Outlook 2023: The Age of Inference

4 mins read

Future pervasive AI architectures for Edge and Cloud look unified and scalable.

The world of artificial intelligence and machine learning (AI/ML) is fragmented into different domains. Two of these domains represent splits between training and inference, and cloud versus edge. There are myriad other AI/ML task differentiations, but these two splits are the major topics of discussion here.

AI/ML training develops models that inference uses to recognise whatever needs identifying, whether its light versus heavy traffic on a smart city’s street, the clearance level for an ID badge and matching face used for secure access control, words spoken by a telephone caller to a customer service call centre, or a handwritten address on an envelope at a postal sorting centre.

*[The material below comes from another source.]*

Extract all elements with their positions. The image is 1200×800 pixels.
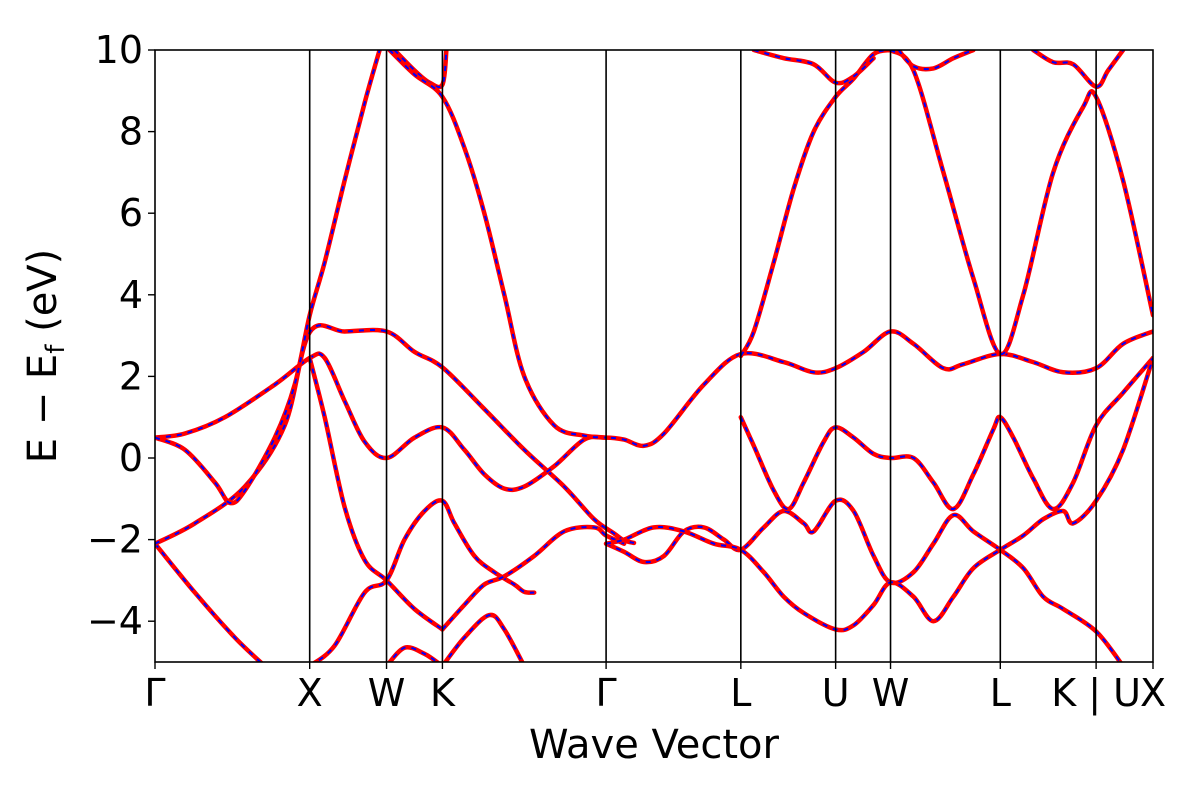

Training normally takes place in enterprise data centres or in the cloud where many high-powered servers, plenty of memory, hardware accelerators, and high-speed networking can be thrown at the workload. In this environment, tremendous amounts of electrical power for computing, networking, and cooling are used for training with the aim of finishing quickly. Inference workloads can also be performed in a data centre or the cloud, but increasingly, inference tasks are migrating to the edge, for several reasons.

First, there’s the issue of latency. It takes time to ship raw data back to the cloud or data centre. It takes more time to perform the inference, and it takes yet more time to ship the desired answer or decision back to the edge. For some real-time tasks – including factory automation, radar, and electronic warfare – decisions that take too long can be costly.

Two more reasons that inference workloads are migrating to the edge involve power: computing power and electrical power. As AI/ML inference workloads migrate to large numbers of edge devices, the aggregate computing power of millions of inference engines in those edge devices exceeds the computing power of a data centre’s servers. In addition, edge inference engines don’t consume large amounts of power.

Many interesting chips with new computing architectures have been announced recently to handle the unique needs of edge inference. Makers highlight big teraFLOPS and teraOPS (TFLOPS and TOPs) computing numbers that their devices can attain, with less power consumption. While it’s true that inference workloads require plenty of TFLOPS and TOPS, these specialised edge inference chips represent a one-way architectural street, which may prove to be an undesirable route when considering combined training and inference workloads.

Today, AI/ML model training workloads largely run-on high-powered CPUs and GPUs in data centres where they draw large amounts of power and leverage advanced cooling to perform the many trillions of calculations needed to train AI/ML models. Such training almost universally employs floating-point data formats with high dynamic range to maximise model accuracy by allowing tiny incremental adjustment to model weights. Floating-point computations consume more power and therefore require additional cooling. In addition, CPUs and GPUs expend considerable amounts of power to move large training data sets between memory and their internal computing elements.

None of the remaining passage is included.